A Mutant Isoform of ObgE Causes Cell Death by Interfering with Cell Division

Cell division is a vital part of the cell cycle that is fundamental to all life. Despite decades of intense investigation, this process is still incompletely understood. Previously, the essential GTPase ObgE, which plays a role in a myriad of basic cellular processes (such as initiation of DNA replication, chromosome segregation, and ribosome assembly), was proposed to act as a cell cycle checkpoint in Escherichia coli by licensing chromosome segregation. We here describe the effect of a mutant isoform of ObgE (ObgE^∗) that causes cell death by irreversible arrest of the cell cycle at the stage of cell division. Notably, chromosome segregation is allowed to proceed normally in the presence of ObgE^∗, after which cell division is blocked. Under conditions of rapid growth, ongoing cell cycles are completed before cell cycle arrest by ObgE^∗ becomes effective. However, cell division defects caused by ObgE^∗ then elicit lysis through formation of membrane blebs at aberrant division sites.
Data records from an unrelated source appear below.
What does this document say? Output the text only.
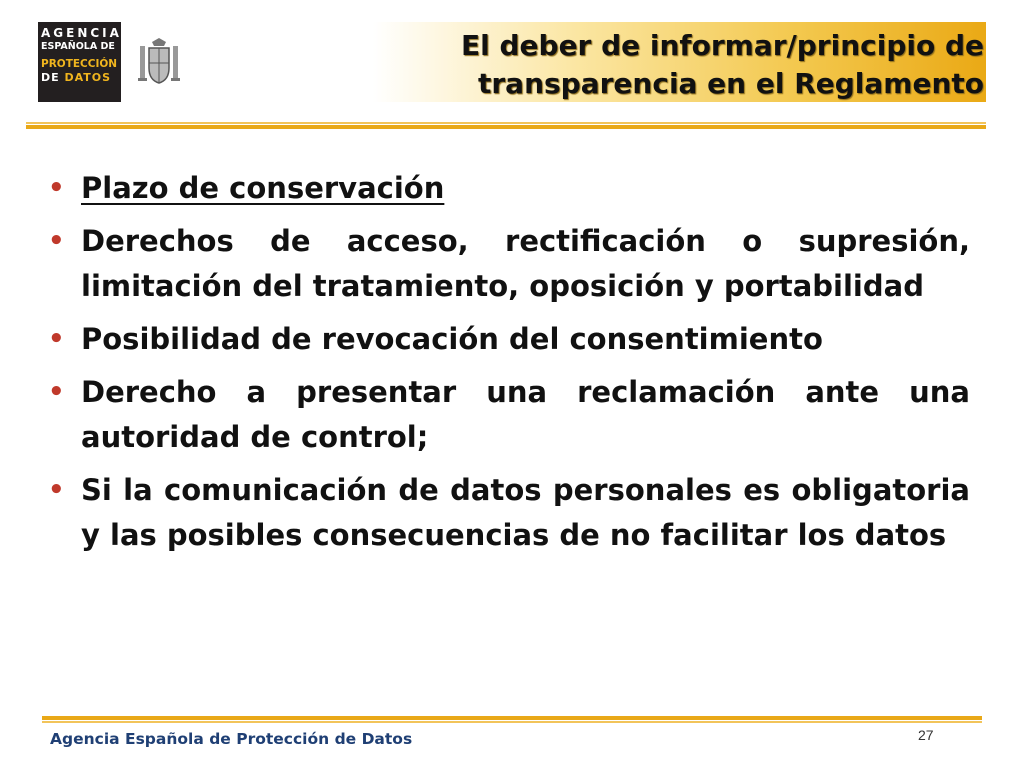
AGENCIA
ESPAÑOLA DE
PROTECCIÓN
DE DATOS
El deber de informar/principio de
transparencia en el Reglamento
• Plazo de conservación
• Derechos de acceso, rectificación o supresión, limitación del tratamiento, oposición y portabilidad
• Posibilidad de revocación del consentimiento
• Derecho a presentar una reclamación ante una autoridad de control;
• Si la comunicación de datos personales es obligatoria y las posibles consecuencias de no facilitar los datos
Agencia Española de Protección de Datos	27
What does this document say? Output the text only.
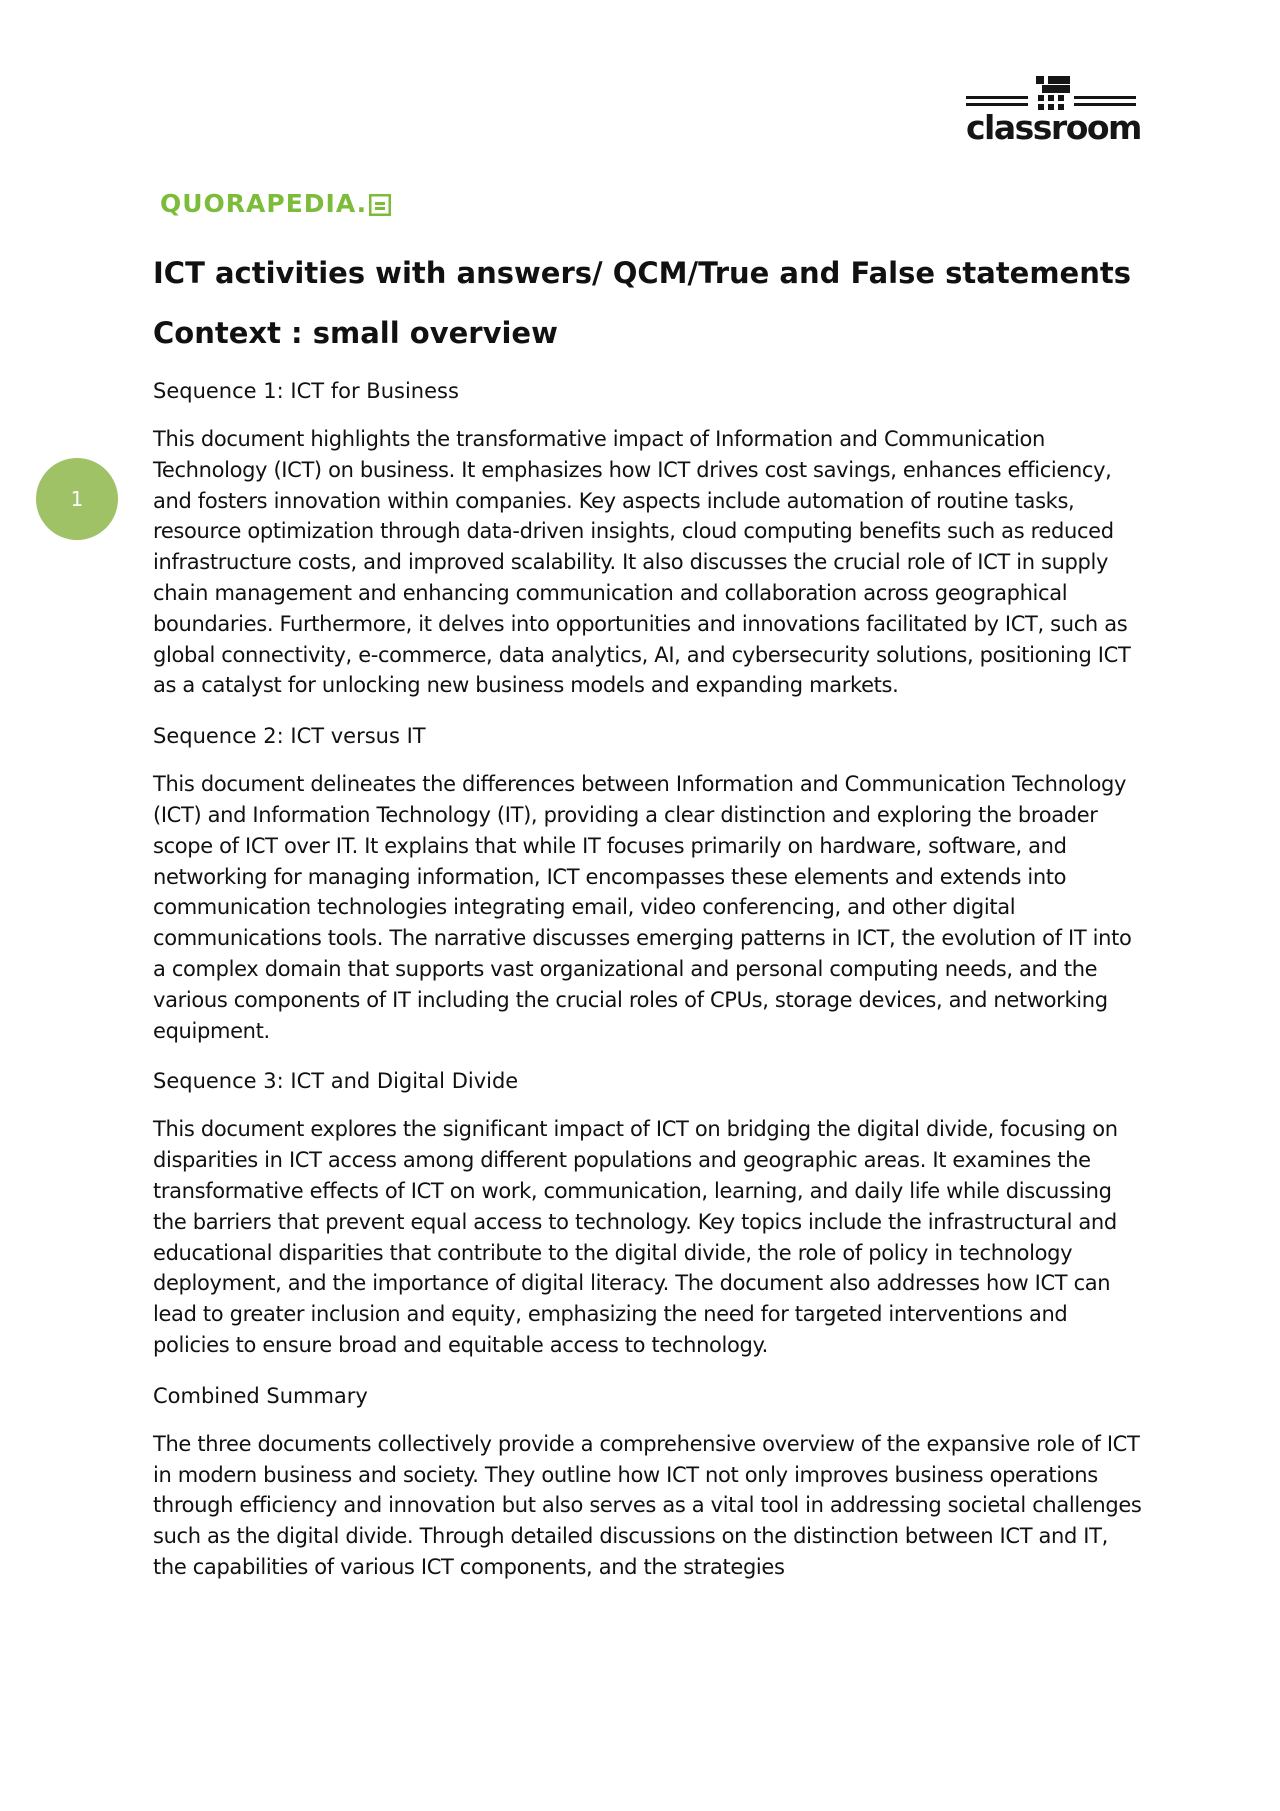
classroom
QUORAPEDIA.
1
ICT activities with answers/ QCM/True and False statements
Context : small overview

Sequence 1: ICT for Business

This document highlights the transformative impact of Information and Communication Technology (ICT) on business. It emphasizes how ICT drives cost savings, enhances efficiency, and fosters innovation within companies. Key aspects include automation of routine tasks, resource optimization through data-driven insights, cloud computing benefits such as reduced infrastructure costs, and improved scalability. It also discusses the crucial role of ICT in supply chain management and enhancing communication and collaboration across geographical boundaries. Furthermore, it delves into opportunities and innovations facilitated by ICT, such as global connectivity, e-commerce, data analytics, AI, and cybersecurity solutions, positioning ICT as a catalyst for unlocking new business models and expanding markets.

Sequence 2: ICT versus IT

This document delineates the differences between Information and Communication Technology (ICT) and Information Technology (IT), providing a clear distinction and exploring the broader scope of ICT over IT. It explains that while IT focuses primarily on hardware, software, and networking for managing information, ICT encompasses these elements and extends into communication technologies integrating email, video conferencing, and other digital communications tools. The narrative discusses emerging patterns in ICT, the evolution of IT into a complex domain that supports vast organizational and personal computing needs, and the various components of IT including the crucial roles of CPUs, storage devices, and networking equipment.

Sequence 3: ICT and Digital Divide

This document explores the significant impact of ICT on bridging the digital divide, focusing on disparities in ICT access among different populations and geographic areas. It examines the transformative effects of ICT on work, communication, learning, and daily life while discussing the barriers that prevent equal access to technology. Key topics include the infrastructural and educational disparities that contribute to the digital divide, the role of policy in technology deployment, and the importance of digital literacy. The document also addresses how ICT can lead to greater inclusion and equity, emphasizing the need for targeted interventions and policies to ensure broad and equitable access to technology.

Combined Summary

The three documents collectively provide a comprehensive overview of the expansive role of ICT in modern business and society. They outline how ICT not only improves business operations through efficiency and innovation but also serves as a vital tool in addressing societal challenges such as the digital divide. Through detailed discussions on the distinction between ICT and IT, the capabilities of various ICT components, and the strategies
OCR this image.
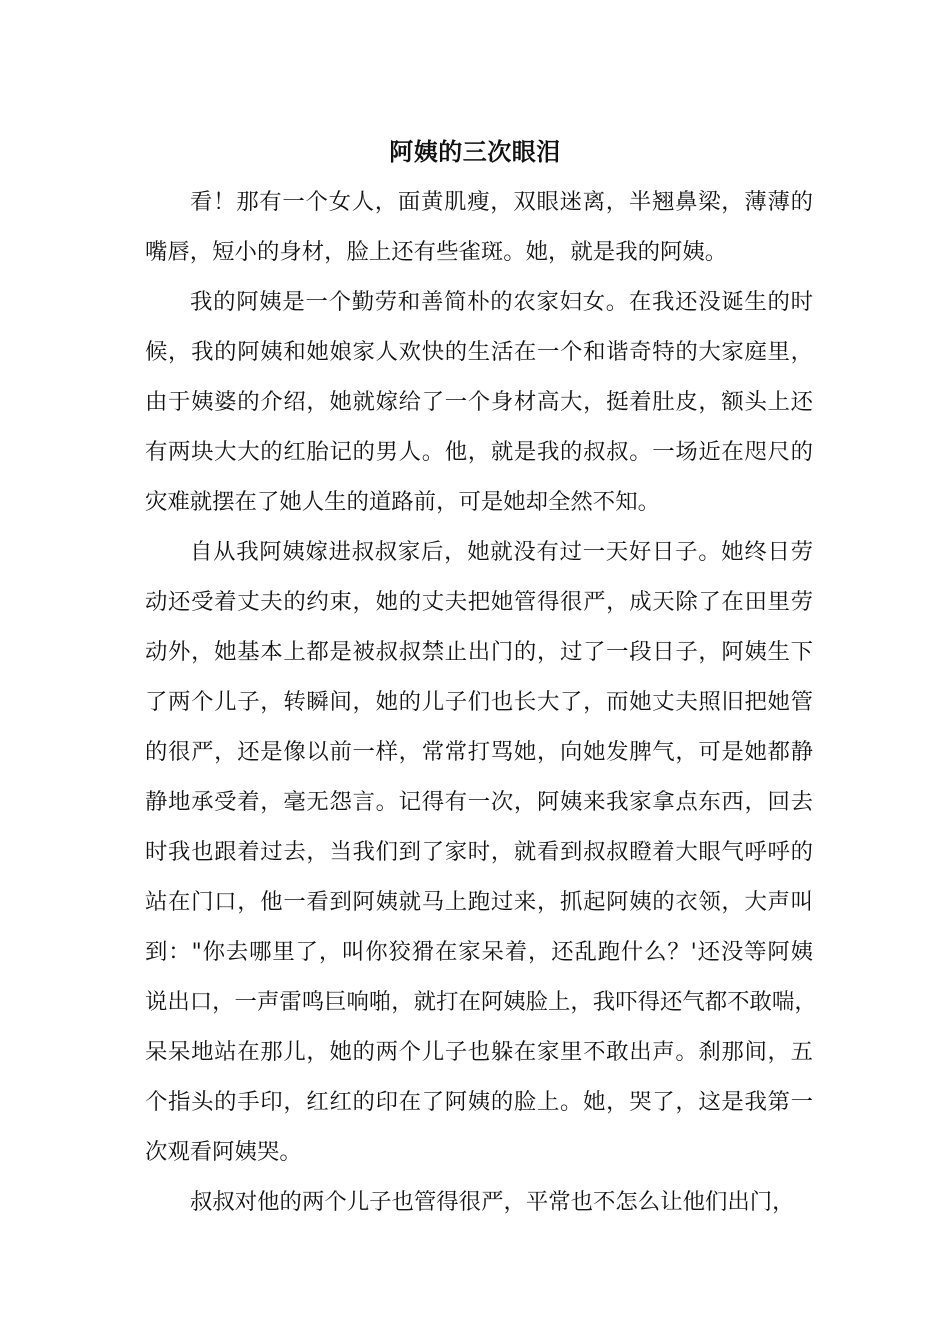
阿姨的三次眼泪
看！那有一个女人，面黄肌瘦，双眼迷离，半翘鼻梁，薄薄的
嘴唇，短小的身材，脸上还有些雀斑。她，就是我的阿姨。
我的阿姨是一个勤劳和善简朴的农家妇女。在我还没诞生的时
候，我的阿姨和她娘家人欢快的生活在一个和谐奇特的大家庭里，
由于姨婆的介绍，她就嫁给了一个身材高大，挺着肚皮，额头上还
有两块大大的红胎记的男人。他，就是我的叔叔。一场近在咫尺的
灾难就摆在了她人生的道路前，可是她却全然不知。
自从我阿姨嫁进叔叔家后，她就没有过一天好日子。她终日劳
动还受着丈夫的约束，她的丈夫把她管得很严，成天除了在田里劳
动外，她基本上都是被叔叔禁止出门的，过了一段日子，阿姨生下
了两个儿子，转瞬间，她的儿子们也长大了，而她丈夫照旧把她管
的很严，还是像以前一样，常常打骂她，向她发脾气，可是她都静
静地承受着，毫无怨言。记得有一次，阿姨来我家拿点东西，回去
时我也跟着过去，当我们到了家时，就看到叔叔瞪着大眼气呼呼的
站在门口，他一看到阿姨就马上跑过来，抓起阿姨的衣领，大声叫
到："你去哪里了，叫你狡猾在家呆着，还乱跑什么？'还没等阿姨
说出口，一声雷鸣巨响啪，就打在阿姨脸上，我吓得还气都不敢喘，
呆呆地站在那儿，她的两个儿子也躲在家里不敢出声。刹那间，五
个指头的手印，红红的印在了阿姨的脸上。她，哭了，这是我第一
次观看阿姨哭。
叔叔对他的两个儿子也管得很严，平常也不怎么让他们出门，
Based on our results, and because ObgE was previously implicated in cell cycle regulation, we hypothesize that the mutation in ObgE^∗ disrupts the normal role of ObgE in cell division. We discuss how ObgE^∗ could reveal more about the intricate role of wild-type ObgE in division and cell cycle control. Moreover, since Obg is widely conserved and essential for viability, also in eukaryotes, our findings might be applicable to other organisms as well.